In 1602, Bishop Granier died, and De Sales was consecrated Bishop of Geneva. He worked closely with the Capuchin friars, who were very active in preaching the Catholic faith in his diocese. They appreciated his great cooperation so much that later, in 1617, they made him an official associate of the Order, the highest honor possible to a person outside it.
During his years as bishop, he acquired a reputation as a spellbinding preacher and something of an ascetic. He was equally known as a friend of the poor, a man of almost supernatural affability and understanding.
These last qualities come through in his books, the most famous of which was "Introduction to the Devout Life", which - unusual for the time - was written especially for laypeople. In it he counseled charity over penance as a means of progressing in the spiritual life.
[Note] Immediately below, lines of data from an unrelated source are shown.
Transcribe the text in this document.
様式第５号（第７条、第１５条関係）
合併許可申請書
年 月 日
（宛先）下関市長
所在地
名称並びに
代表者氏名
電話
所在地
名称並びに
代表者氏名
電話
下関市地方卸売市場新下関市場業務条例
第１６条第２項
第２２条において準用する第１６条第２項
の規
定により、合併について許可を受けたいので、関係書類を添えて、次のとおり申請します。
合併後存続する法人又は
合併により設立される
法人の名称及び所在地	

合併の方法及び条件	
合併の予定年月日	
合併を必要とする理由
He also left the mystical work, the "Treatise on the Love of God", and many highly valued letters of spiritual direction. He was a notably clear and gracious stylist in French, Italian and Latin.
His writings on the perfections of the heart of Mary as the model of love for God influenced Jean Eudes to develop the devotion to the Hearts of Jesus and Mary.
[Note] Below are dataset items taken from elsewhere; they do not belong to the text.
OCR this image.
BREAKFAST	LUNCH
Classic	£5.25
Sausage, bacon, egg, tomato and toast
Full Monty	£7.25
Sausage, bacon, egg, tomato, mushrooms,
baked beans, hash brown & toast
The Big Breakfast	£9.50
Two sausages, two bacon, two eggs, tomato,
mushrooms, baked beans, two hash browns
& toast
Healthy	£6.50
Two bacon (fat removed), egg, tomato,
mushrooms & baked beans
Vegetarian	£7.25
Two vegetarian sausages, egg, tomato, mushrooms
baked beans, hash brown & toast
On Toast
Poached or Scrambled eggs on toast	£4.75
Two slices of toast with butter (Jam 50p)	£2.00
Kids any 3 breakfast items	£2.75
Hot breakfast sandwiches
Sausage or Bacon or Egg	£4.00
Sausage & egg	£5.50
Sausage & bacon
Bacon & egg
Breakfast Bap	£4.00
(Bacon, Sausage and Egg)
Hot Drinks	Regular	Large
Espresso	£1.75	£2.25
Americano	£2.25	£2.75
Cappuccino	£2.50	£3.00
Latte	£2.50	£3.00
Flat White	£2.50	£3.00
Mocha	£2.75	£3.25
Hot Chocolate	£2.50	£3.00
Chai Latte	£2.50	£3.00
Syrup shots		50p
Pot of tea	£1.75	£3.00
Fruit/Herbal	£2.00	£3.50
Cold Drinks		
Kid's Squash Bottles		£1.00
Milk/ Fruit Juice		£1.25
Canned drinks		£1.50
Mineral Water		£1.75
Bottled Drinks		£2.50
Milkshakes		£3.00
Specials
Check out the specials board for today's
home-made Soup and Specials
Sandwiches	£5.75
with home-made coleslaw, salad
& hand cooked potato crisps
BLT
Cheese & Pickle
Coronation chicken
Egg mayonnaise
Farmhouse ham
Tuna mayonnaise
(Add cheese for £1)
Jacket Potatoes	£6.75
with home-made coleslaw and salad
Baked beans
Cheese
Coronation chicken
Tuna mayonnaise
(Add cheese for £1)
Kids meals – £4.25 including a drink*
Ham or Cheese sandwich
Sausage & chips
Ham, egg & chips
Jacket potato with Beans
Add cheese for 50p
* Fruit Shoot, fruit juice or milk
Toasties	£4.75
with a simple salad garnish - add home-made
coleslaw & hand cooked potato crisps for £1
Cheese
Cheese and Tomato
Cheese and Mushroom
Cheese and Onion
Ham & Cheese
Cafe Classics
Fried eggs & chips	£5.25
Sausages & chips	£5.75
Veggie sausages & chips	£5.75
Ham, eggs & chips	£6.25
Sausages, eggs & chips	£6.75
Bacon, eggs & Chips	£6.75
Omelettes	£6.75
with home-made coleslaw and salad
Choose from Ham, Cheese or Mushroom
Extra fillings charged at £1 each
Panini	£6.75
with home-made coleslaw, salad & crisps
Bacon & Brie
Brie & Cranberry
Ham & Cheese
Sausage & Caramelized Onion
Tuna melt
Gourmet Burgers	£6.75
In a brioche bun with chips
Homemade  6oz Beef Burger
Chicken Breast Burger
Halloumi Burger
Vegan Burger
Along with St. Jane Frances de Chantal, Francis founded the women's Order of the Visitation of Holy Mary (Visitandines) in Annecy on 6 June 1610.
He died on 28 December 1622, in Lyon, France, while travelling in the entourage of Charles Emmanuel I, Duke of Savoy.
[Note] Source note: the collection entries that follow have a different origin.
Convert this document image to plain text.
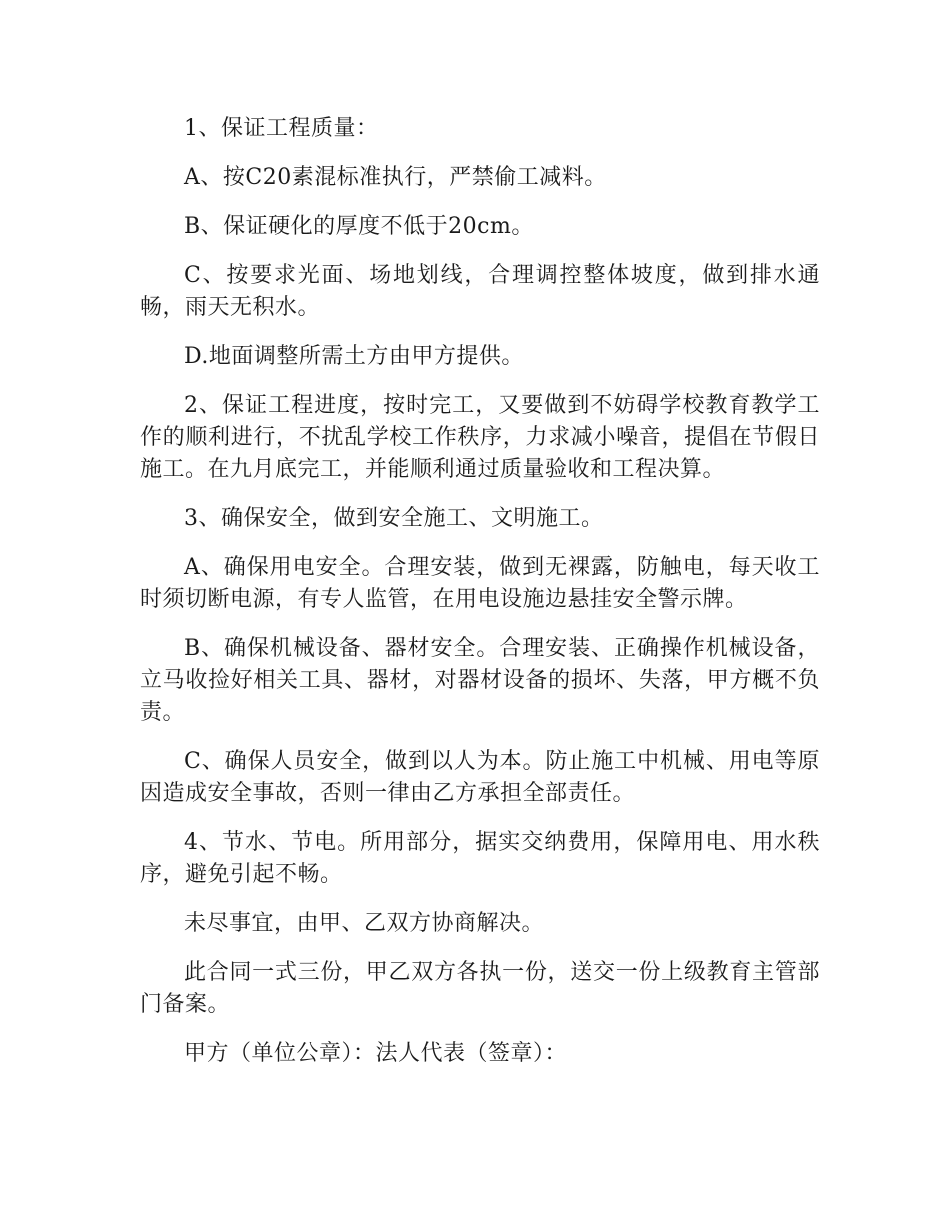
1、保证工程质量：

A、按C20素混标准执行，严禁偷工减料。

B、保证硬化的厚度不低于20cm。

C、按要求光面、场地划线，合理调控整体坡度，做到排水通畅，雨天无积水。

D.地面调整所需土方由甲方提供。

2、保证工程进度，按时完工，又要做到不妨碍学校教育教学工作的顺利进行，不扰乱学校工作秩序，力求减小噪音，提倡在节假日施工。在九月底完工，并能顺利通过质量验收和工程决算。

3、确保安全，做到安全施工、文明施工。

A、确保用电安全。合理安装，做到无裸露，防触电，每天收工时须切断电源，有专人监管，在用电设施边悬挂安全警示牌。

B、确保机械设备、器材安全。合理安装、正确操作机械设备，立马收捡好相关工具、器材，对器材设备的损坏、失落，甲方概不负责。

C、确保人员安全，做到以人为本。防止施工中机械、用电等原因造成安全事故，否则一律由乙方承担全部责任。

4、节水、节电。所用部分，据实交纳费用，保障用电、用水秩序，避免引起不畅。

未尽事宜，由甲、乙双方协商解决。

此合同一式三份，甲乙双方各执一份，送交一份上级教育主管部门备案。

甲方（单位公章）：法人代表（签章）：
St. Francis de Sales was beatified in 1661 by Pope Alexander VII, who then canonized him three years later. He was declared a Doctor of the Church by Blessed Pius IX in 1877.
St. Francis de Sales was buried in the church of the Monastery of the Visitation in Annecy he had founded with De Chantal, who was also buried there. Their remains were venerated there until the French Revolution.Many miracles have been reported at his shrine. The relic of his heart was originally kept in Lyon, but during the French Revolution it was taken to Venice where it is venerated today.
The Roman Catholic Church currently celebrates St. Francis de Sales' feast on the 24 January, the day of his burial in Annecy in 1624. From the year 1666, when his feast day was inserted into the General Roman Calendar, until the reform of this calendar in 1969, it was observed on 29 January, and this date is kept by those who celebrate the extraordinary form of the Roman Rite.